Milwaukee Tool is looking to solve advanced analytical needs and improve efficiency, performance, and reliability of their data infrastructure
Requirements
- Enterprise data management
- Cloud infrastructure and data processing on Microsoft Azure
- Designing, building, and optimizing Azure data pipelines
- Azure data components (ADLS, ADF, Databricks, Synapse, or DevOps)
- SQL, Stored Procedures, Functions, and Triggers
- Designing and implementing Data Vault models using metadata driven frameworks
- RDBMS, data modeling, ETL development, and data storage
Responsibilities
- Develop and build sophisticated data analytics and pipelines, ensuring they are robust, scalable, and meet advanced analytical needs.
- Optimize existing data infrastructure and workflows to improve efficiency, performance, and reliability.
- Apply advanced data engineering best practices, including data modeling and ETL processes to deliver high-quality solutions.

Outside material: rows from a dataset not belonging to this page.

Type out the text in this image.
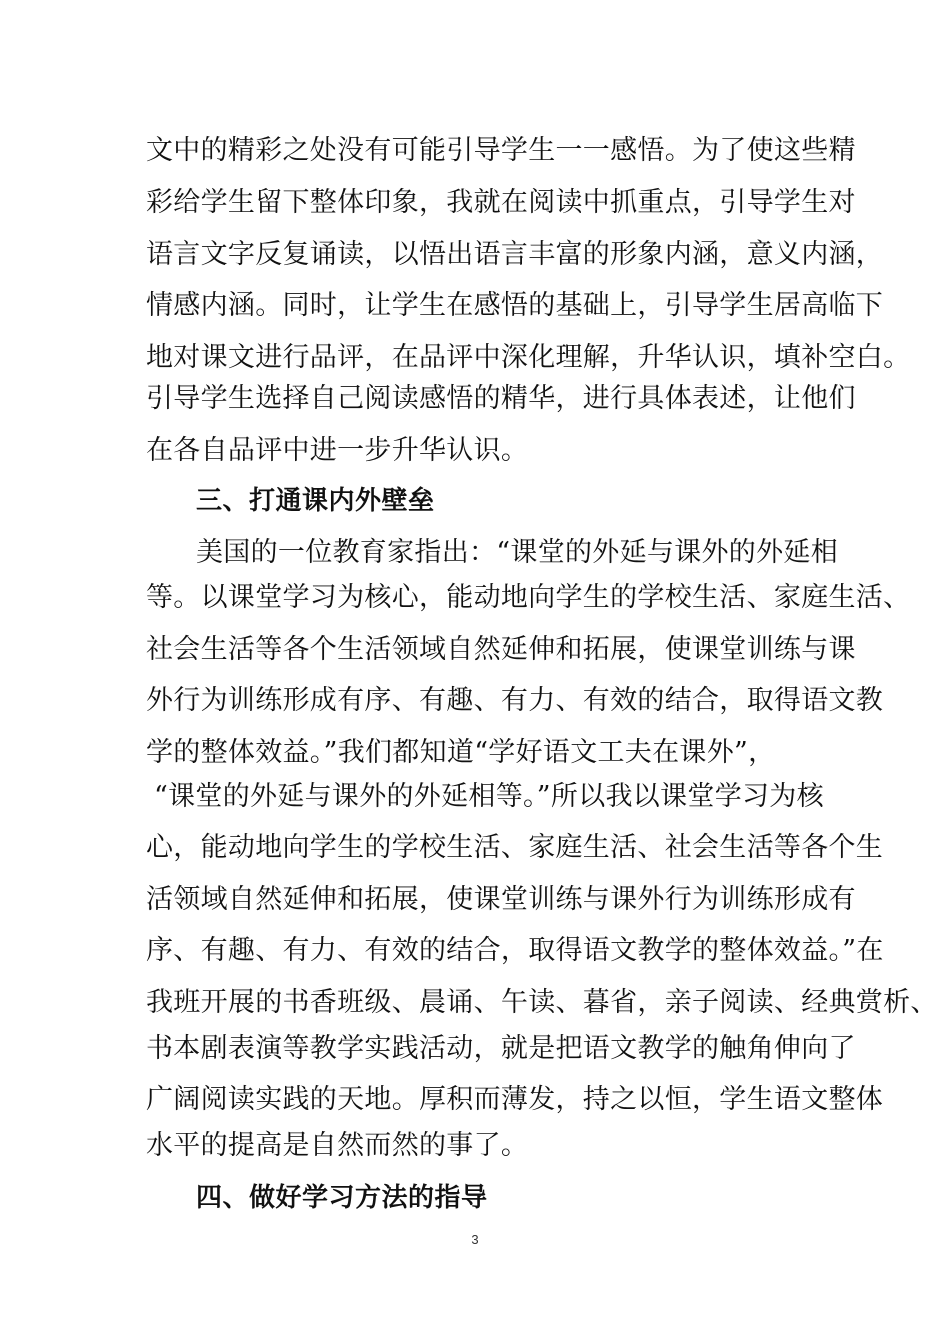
文中的精彩之处没有可能引导学生一一感悟。为了使这些精
彩给学生留下整体印象，我就在阅读中抓重点，引导学生对
语言文字反复诵读，以悟出语言丰富的形象内涵，意义内涵，
情感内涵。同时，让学生在感悟的基础上，引导学生居高临下
地对课文进行品评，在品评中深化理解，升华认识，填补空白。
引导学生选择自己阅读感悟的精华，进行具体表述，让他们
在各自品评中进一步升华认识。
三、打通课内外壁垒
美国的一位教育家指出：“课堂的外延与课外的外延相
等。以课堂学习为核心，能动地向学生的学校生活、家庭生活、
社会生活等各个生活领域自然延伸和拓展，使课堂训练与课
外行为训练形成有序、有趣、有力、有效的结合，取得语文教
学的整体效益。”我们都知道“学好语文工夫在课外”，
“课堂的外延与课外的外延相等。”所以我以课堂学习为核
心，能动地向学生的学校生活、家庭生活、社会生活等各个生
活领域自然延伸和拓展，使课堂训练与课外行为训练形成有
序、有趣、有力、有效的结合，取得语文教学的整体效益。”在
我班开展的书香班级、晨诵、午读、暮省，亲子阅读、经典赏析、
书本剧表演等教学实践活动，就是把语文教学的触角伸向了
广阔阅读实践的天地。厚积而薄发，持之以恒，学生语文整体
水平的提高是自然而然的事了。
四、做好学习方法的指导
3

- Conduct thorough testing and validation of data pipelines and systems to ensure data accuracy, integrity, and performance standards are met.
- Identify business and data-related issues, using analytical and problem-solving skills to maintain system stability and efficiency.
- Maintain comprehensive documentation of data processes and pipelines.
- Stay current with emerging technologies and trends in data engineering and continuously seek ways to improve processes and technologies used within the team.
Other
- Master's degree in Computer Science, Information Systems, or related field, or foreign degree equivalent, and 2 years of relevant experience as an Engineer, or alternate related acceptable occupation; OR Bachelor's degree in Computer Science, Information Systems, or related field, or foreign degree equivalent, and 5 years of relevant experience as an Engineer or alternate related acceptable occupation.
- 20% of domestic and international travel required
- Provide technical guidance and mentorship to junior data engineers, offering support on complex issues and fostering professional growth within the team.
- Communicate and recommend solutions to stakeholders and communicate with team members regarding project progress and technical issues.
- Contribute to the planning and execution of data engineering projects, providing expertise and ensuring alignment with overall data strategy and project goals.